Para ele, a não aplicação de penas mais severas aos réus se deu pela ausência de antecedentes criminais. “Isso os ajudou muito. Sabia-se de alguns delitos, mas havia poucos registros”, opina. Mesmo assim, afirma que o resultado foi justo. “Todos, com exceção do Daniel, foram condenados. E era esse o desejo de justiça de toda a comunidade.”

Naqueles pouco mais de dois anos e meio entre a morte e as condenações, Arruda passou por fatos inusitados. No primeiro júri, foi confundido com advogado de defesa dos réus. “O pessoal começou a me vaiar e xingar quando cheguei à audiência. Minha mulher foi quem avisou a multidão que eu estava do lado deles. Daí fui aplaudido.”

Sobre comentários de supostos gestos de arrogância dos réus durante o processo, o advogado garante não ter presenciado tais cenas. “Eles não tiveram chance de agir assim. Estavam com medo. Tinham o temor de serem linchados sempre que chegavam para uma audiência.” Em cada audiência, vários ônibus repletos de lajeadenses chegavam lotados ao litoral.

Arruda, que chegou a ser ameaçado durante o processo, elogia o trabalho do promotor, considerado como um amigo por toda a família. “Foi o melhor que já vi atuar.” Por fim, até entrevista ao Fantástico o advogado deu naquele caso que, entre outros detalhes, teve até defensor público desistindo da defesa por pressão da esposa lajeadense.

Consequências do fato

A morte de Alex Thomas virou notícia nos principais jornais e revistas do país. O Globo, Revista Veja, Jornal do Brasil, Zero Hora e Correio do Povo foram alguns deles. A forte repercussão tomou proporções ainda maiores. Dias após o brutal assassinato, o então secretário de Indústria e Comércio de Porto Alegre, Cleon Guatimozim, organizou uma ampla fiscalização das academias de artes marciais.

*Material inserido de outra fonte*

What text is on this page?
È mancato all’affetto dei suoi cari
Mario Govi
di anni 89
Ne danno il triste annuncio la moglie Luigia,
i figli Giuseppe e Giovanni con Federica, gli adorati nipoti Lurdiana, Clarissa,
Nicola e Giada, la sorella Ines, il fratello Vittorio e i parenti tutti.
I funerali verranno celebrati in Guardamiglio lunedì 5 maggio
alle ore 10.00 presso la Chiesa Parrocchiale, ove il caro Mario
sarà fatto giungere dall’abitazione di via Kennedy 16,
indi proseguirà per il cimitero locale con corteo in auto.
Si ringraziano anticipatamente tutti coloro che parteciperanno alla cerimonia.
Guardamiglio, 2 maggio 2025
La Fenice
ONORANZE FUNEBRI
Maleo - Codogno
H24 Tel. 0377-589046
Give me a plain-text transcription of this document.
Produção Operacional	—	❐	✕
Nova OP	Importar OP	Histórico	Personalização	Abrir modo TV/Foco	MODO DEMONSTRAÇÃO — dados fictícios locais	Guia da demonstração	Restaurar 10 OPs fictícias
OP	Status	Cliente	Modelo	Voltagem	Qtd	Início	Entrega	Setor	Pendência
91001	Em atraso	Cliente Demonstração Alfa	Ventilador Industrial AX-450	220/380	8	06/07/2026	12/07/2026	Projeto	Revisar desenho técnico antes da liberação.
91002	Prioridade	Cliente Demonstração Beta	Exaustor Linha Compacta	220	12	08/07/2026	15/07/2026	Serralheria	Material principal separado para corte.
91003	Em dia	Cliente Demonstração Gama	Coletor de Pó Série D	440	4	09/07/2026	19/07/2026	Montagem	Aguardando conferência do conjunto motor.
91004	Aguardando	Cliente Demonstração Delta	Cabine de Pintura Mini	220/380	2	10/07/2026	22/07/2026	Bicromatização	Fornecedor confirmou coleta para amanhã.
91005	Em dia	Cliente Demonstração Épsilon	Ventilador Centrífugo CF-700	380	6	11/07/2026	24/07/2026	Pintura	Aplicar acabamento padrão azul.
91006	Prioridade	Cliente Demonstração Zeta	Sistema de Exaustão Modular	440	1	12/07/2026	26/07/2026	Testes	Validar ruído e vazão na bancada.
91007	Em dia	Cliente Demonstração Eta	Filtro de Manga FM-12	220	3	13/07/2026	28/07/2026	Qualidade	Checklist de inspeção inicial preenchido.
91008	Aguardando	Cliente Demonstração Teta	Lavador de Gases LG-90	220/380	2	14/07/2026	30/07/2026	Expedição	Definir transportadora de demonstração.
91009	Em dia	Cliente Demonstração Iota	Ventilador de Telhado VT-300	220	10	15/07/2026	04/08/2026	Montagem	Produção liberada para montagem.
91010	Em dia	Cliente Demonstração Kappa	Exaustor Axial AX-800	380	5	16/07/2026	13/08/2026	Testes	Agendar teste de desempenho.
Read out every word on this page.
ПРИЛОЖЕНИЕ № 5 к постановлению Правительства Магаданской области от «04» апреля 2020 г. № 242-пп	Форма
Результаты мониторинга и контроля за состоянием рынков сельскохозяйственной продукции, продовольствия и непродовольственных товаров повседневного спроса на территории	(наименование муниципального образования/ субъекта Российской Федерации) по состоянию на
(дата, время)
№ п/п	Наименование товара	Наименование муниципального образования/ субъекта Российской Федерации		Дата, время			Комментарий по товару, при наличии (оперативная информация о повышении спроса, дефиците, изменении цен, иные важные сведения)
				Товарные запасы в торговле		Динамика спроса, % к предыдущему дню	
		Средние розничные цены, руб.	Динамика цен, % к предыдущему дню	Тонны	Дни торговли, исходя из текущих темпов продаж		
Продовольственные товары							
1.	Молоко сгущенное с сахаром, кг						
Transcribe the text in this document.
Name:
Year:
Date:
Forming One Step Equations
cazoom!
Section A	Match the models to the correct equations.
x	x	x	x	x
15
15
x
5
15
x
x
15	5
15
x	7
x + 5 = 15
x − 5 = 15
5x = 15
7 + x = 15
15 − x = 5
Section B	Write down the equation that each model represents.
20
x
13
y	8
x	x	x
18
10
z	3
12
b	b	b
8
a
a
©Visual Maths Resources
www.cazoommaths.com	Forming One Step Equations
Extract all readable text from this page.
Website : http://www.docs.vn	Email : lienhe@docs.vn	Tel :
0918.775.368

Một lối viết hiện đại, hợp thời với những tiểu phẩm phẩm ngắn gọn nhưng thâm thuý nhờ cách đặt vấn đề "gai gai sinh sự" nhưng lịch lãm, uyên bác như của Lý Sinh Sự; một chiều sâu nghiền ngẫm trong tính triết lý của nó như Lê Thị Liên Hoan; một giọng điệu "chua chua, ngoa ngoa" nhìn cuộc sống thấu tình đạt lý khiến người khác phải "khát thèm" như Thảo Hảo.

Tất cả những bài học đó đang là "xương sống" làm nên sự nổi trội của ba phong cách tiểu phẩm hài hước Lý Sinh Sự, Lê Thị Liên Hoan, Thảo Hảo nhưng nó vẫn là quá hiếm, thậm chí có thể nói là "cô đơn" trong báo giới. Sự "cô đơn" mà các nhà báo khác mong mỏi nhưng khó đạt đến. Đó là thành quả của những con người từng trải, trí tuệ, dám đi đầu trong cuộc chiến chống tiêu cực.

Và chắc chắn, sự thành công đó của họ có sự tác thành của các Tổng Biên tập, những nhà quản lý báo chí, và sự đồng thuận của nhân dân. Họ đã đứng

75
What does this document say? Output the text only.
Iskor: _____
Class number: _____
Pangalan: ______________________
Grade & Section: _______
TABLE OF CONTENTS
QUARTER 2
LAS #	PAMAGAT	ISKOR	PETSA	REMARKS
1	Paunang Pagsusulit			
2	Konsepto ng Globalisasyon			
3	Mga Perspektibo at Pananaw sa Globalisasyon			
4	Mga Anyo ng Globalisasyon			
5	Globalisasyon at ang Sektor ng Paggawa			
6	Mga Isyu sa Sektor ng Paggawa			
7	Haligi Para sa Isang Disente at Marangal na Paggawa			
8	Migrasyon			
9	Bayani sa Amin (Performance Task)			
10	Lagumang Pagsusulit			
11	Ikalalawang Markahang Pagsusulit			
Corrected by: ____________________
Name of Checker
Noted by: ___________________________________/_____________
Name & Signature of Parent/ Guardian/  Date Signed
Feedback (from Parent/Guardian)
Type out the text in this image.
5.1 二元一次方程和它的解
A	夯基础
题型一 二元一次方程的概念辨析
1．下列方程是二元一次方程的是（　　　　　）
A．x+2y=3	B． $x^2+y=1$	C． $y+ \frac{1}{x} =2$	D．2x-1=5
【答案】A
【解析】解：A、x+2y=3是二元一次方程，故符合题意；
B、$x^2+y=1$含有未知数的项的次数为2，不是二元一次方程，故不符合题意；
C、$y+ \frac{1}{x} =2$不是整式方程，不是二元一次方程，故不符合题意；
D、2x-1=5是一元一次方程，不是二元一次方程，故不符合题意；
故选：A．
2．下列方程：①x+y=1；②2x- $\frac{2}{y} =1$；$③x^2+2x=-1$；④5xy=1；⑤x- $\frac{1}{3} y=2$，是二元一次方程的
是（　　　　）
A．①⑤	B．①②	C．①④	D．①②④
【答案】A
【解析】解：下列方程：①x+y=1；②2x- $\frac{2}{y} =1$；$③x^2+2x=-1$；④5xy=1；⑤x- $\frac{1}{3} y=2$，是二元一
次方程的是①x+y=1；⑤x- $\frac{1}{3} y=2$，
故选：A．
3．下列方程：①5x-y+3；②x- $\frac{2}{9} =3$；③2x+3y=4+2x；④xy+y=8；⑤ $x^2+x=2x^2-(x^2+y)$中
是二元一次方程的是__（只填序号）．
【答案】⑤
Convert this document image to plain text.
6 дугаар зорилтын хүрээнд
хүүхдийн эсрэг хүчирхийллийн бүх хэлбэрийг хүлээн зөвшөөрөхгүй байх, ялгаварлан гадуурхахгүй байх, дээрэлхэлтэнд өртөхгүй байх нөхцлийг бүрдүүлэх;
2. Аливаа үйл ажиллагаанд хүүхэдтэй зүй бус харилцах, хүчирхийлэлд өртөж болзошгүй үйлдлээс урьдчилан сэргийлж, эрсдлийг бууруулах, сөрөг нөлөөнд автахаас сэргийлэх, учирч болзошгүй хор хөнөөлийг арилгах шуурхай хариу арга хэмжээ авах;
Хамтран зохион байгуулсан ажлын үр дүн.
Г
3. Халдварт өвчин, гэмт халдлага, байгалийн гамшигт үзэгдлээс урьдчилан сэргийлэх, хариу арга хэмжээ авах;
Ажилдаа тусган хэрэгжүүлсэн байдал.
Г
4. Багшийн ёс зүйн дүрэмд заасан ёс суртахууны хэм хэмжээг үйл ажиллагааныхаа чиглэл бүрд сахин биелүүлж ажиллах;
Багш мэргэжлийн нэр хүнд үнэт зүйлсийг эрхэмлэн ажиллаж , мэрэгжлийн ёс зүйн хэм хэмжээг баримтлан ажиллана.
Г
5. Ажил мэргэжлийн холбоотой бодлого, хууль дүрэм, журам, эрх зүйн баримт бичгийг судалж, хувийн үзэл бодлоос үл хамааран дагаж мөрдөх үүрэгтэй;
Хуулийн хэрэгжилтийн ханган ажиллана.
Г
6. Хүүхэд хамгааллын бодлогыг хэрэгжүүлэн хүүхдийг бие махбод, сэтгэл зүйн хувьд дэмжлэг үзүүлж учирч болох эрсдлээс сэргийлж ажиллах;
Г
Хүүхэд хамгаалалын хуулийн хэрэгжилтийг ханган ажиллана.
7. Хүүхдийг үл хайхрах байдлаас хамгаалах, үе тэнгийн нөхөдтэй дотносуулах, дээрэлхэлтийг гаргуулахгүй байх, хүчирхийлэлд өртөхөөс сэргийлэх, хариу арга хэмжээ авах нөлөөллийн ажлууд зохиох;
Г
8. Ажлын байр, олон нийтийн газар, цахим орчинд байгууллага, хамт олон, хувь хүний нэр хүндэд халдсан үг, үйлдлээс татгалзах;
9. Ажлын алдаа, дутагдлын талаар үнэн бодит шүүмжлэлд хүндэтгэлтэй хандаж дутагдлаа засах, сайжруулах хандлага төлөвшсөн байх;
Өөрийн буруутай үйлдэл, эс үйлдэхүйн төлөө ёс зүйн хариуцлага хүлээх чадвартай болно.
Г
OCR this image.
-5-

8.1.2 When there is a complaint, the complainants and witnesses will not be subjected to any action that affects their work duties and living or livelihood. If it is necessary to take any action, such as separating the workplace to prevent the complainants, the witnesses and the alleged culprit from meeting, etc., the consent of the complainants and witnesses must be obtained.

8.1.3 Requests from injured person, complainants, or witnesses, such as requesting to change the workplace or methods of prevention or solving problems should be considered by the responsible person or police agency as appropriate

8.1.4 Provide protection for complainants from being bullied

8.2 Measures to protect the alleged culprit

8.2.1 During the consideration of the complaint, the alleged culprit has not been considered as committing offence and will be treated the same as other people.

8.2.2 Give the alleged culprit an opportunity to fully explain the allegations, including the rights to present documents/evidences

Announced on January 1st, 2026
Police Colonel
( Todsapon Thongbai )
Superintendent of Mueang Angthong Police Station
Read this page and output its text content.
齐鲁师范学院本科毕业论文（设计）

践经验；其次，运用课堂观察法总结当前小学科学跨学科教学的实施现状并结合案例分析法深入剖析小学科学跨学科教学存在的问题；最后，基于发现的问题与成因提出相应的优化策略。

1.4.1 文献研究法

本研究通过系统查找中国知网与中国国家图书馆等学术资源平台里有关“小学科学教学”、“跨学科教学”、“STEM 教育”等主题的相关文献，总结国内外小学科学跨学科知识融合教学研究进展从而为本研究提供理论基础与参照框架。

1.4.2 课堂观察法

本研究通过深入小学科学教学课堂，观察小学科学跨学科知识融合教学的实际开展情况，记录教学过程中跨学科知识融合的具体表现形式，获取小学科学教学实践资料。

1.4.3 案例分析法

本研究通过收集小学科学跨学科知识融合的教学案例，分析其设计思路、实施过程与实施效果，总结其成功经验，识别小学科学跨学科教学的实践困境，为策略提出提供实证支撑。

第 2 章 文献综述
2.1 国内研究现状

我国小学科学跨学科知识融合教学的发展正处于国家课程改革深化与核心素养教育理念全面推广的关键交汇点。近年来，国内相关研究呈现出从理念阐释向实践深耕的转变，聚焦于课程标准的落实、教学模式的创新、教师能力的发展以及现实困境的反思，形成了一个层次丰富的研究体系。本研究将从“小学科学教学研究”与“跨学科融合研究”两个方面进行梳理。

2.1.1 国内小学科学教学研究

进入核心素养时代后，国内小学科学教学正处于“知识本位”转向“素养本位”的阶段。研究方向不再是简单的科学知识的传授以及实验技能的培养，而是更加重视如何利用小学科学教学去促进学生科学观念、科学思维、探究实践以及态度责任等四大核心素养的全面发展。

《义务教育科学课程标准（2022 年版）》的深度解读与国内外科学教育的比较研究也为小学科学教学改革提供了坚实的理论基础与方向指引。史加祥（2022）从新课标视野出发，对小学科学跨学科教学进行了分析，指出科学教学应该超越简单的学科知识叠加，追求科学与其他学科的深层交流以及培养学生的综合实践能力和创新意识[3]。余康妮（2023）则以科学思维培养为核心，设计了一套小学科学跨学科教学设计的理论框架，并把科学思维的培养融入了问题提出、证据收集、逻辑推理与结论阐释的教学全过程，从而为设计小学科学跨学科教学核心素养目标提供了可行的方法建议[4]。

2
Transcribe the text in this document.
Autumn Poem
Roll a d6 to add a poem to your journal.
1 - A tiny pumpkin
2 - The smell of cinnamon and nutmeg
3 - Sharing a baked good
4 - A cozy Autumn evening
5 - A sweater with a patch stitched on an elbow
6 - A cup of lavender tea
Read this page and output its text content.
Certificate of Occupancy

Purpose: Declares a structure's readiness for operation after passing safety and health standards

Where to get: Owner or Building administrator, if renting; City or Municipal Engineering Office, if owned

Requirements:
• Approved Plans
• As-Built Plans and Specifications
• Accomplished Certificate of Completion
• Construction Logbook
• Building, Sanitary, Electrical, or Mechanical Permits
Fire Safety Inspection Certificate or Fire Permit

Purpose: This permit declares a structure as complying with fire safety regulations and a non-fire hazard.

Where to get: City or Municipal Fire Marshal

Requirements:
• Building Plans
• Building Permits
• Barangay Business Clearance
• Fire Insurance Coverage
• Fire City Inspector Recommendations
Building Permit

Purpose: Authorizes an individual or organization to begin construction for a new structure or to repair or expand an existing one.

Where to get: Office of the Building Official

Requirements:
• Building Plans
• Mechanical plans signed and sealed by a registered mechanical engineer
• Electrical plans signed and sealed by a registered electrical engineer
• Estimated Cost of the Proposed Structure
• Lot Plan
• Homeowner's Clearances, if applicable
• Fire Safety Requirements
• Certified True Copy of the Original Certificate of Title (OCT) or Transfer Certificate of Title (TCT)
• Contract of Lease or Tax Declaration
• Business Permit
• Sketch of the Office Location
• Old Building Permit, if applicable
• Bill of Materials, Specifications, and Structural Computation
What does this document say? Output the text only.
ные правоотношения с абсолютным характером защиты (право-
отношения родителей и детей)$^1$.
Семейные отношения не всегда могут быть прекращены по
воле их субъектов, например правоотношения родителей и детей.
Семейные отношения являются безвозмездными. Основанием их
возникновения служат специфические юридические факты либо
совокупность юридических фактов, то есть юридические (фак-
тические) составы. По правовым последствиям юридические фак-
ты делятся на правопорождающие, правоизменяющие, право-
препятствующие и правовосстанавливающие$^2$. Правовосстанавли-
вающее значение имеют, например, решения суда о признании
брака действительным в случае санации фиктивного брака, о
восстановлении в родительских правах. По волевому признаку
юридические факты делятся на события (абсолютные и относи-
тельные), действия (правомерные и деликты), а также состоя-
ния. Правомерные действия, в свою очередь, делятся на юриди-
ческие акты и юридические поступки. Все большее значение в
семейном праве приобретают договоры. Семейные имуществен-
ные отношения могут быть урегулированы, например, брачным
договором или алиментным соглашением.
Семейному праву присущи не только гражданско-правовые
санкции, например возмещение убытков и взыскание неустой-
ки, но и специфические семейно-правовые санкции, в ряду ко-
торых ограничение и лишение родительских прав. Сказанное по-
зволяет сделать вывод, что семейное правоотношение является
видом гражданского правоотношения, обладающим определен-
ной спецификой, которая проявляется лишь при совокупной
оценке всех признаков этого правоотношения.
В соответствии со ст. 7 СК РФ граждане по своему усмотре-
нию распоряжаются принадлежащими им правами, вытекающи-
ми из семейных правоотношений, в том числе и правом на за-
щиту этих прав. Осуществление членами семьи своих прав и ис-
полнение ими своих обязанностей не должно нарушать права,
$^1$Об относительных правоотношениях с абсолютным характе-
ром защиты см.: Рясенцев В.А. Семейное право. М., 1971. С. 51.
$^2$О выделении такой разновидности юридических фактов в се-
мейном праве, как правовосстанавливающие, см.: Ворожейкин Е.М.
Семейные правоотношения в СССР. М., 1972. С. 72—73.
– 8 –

Isso porque os agressores do jovem lajeadense, conhecidos como “Matrizeiros” por integrarem a “Gangue da Praça da Matriz”, seriam praticantes das lutas. Essa gangue aterrorizava o centro da capital gaúcha. Até em policial chegaram a bater. Logo no dia 7 de março, menos de duas semanas após o crime, 17 academias foram autuadas por irregularidades. Cada uma multada em 825 cruzados.

Mestres e professores foram obrigados a apresentarem atestados de bons antecedentes. As academias também tinham que apresentar a ficha corrida de todos os alunos e praticantes. Em 19 de março do mesmo ano, o senador baiano Nelson Carneiro encaminhou projeto de lei para regulamentar as academias de artes marciais. Como argumento, citava o crime de Atlântida. Algo que veio a ocorrer só em 1998.